I took River's hand in my own and tried to soothe her in anyway I could. I didn't know what to do honestly. River was frozen solid. I couldn't move her or speak to her. I didn't know how to communicate with a statue. 

Her mom walked back out, tears streaming down her face, shaking her head back and forth. 

"No," Vi could barely forced the word out. I couldn't be strong for Vi and her mom because watching this whole thing unfold was too much for me. I wanted to run again, I wanted to run right back to that field with the cops and the stars and never bring you here. We should have run away and never looked back.

"I'm sorry, baby." River's mom was talking through her sobs. They crumbled on the floor of the waiting room together and I stood there and watch. My mind blank. 

"How?" Vi asked. They were sitting huddled together on the floor. The nurses were watching from the information desk. I wanted to shield them from everyone's wandering eyes. 

Her mom took in a shaky breath, "he killed himself, River. He couldn't do it anymore." 

My whole body froze. I understood why and how Vi could be a statue then. I couldn't move, my heart stopped, my blood boiled. How could he choose to leave his little family behind. How could he? I was so mad. I couldn't see anything but heat and flames. I wanted to hurt him or hurting his family, but that was such a stupid way to think. He was gone and they were hurting, and there was nothing I could do. 

"Let me take you two home," I finally was able to form words. River looked at me like she forgot I've been with her this whole time. 

"Who are you?" Vi's mom asked standing up on shaky legs. 

"My boyfriend Colt." 

"Your boyfriend?" her mom looked so confused by Vi's confession and I was almost annoyed that she never mentioned me. Her dad met me but her mom was always working when I would come over, which wasn't often. 

"Denise," her mom answered.  I nodded and lead them towards my car. They both sat in the back, wrapped up in each other. We drove silently to their house and I hoped that he didn't kill himself there.

River must have heard my thoughts because she said, "where did he do it?" 

"Behind a shopping center in town.
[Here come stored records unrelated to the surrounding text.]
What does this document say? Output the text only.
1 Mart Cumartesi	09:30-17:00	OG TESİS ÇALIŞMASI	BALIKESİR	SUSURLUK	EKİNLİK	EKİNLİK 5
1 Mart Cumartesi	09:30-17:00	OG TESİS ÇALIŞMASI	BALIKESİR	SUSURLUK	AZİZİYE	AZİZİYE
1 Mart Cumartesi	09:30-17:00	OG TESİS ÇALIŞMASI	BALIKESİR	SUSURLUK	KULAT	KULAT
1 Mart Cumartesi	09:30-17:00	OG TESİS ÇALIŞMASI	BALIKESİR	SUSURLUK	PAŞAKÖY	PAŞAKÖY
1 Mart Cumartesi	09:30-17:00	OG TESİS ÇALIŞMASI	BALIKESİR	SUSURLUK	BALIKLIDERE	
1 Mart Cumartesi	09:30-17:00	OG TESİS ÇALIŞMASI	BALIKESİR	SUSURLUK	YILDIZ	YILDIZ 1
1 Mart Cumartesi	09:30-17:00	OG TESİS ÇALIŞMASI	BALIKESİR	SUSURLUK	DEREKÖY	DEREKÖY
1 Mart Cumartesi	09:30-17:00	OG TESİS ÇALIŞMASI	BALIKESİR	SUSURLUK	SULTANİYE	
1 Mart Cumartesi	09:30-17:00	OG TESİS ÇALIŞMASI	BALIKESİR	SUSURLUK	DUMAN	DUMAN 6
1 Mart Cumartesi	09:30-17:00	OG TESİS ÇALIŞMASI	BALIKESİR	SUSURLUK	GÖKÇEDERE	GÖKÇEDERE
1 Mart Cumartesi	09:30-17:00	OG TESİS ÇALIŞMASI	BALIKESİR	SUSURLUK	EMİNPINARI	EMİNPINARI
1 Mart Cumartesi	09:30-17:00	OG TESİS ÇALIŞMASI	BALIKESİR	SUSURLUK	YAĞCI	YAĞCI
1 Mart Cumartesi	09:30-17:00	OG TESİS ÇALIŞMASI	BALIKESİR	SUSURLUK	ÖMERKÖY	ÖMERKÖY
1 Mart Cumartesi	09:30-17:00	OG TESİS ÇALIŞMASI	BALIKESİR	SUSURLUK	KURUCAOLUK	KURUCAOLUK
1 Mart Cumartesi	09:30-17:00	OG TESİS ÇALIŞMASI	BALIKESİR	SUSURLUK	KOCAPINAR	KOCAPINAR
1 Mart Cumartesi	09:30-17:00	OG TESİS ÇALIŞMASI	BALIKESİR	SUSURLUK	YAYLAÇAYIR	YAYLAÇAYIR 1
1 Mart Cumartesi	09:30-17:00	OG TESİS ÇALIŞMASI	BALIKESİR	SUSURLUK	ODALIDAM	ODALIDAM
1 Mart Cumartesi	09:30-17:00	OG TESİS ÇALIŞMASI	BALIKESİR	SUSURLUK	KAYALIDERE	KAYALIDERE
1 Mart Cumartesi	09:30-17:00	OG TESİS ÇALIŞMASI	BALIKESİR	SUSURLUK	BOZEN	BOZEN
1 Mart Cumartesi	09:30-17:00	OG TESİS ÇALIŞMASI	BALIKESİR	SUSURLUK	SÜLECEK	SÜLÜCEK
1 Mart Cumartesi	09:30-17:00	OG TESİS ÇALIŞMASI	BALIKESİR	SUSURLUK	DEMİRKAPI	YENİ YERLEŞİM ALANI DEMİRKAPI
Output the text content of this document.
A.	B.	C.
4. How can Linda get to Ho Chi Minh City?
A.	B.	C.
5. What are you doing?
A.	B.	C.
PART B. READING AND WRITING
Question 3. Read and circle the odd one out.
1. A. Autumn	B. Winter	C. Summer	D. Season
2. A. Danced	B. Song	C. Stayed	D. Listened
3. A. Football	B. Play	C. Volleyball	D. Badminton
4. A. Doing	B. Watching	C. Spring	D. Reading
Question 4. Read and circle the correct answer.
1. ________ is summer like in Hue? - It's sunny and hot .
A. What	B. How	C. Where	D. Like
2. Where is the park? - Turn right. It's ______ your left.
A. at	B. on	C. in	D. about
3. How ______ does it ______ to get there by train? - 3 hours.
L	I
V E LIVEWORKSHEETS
Someone heard the gun shot and called the police. He was bleeding so badly. I just can't believe this. He seemed okay right? Didn't he seem okay?" Her mom asked desperately. But I knew River couldn't answer. We were together most of the day and night. She didn't go home like she normally would have to check on him.

"I don't know," Vi said. 

I dropped them off and her mom walked ahead. I grabbed Vi's arm and pulled her to me. "I'm so sorry," I said kissing the top of her head. She cried into my chest for a few minutes. 

"Stay," River mumbled into my shirt. "Please, Colt."

I nodded because how could I possibly say no to her right now. We walked into her house. The quiet was startling, her mom already tucked inside her room. River led me to her bedroom and closed the door quietly behind us. 

"Vi," I said but she cut me off with her mouth. She was kissing me hard, arms wrapped around my neck. I held her tightly and kissed her until she started leading us back towards the bed.

"Not tonight," I said. "Let's just sleep. Okay, babe?" 

She shook her head and let the tears fall, "why would he do this?" I didn't have an answer for her. I wanted to tell her something to make this pain go away but I couldn't figure out the words. I suddenly knew how River felt when she would want to say something but just couldn't. 

I wrapped her tightly in my arms and rubbed my fingers across her back. I wanted her to sleep. I wanted her to forget everything for a few minutes. I wanted to freeze time right there because I didn't realize that we might never be the same from that point on.

"I love you," I said.

Vi looked at me, her eyes red and puffy from crying, "I love you too." 

I thought that that would be our beginning. I never imagined it would be our ending.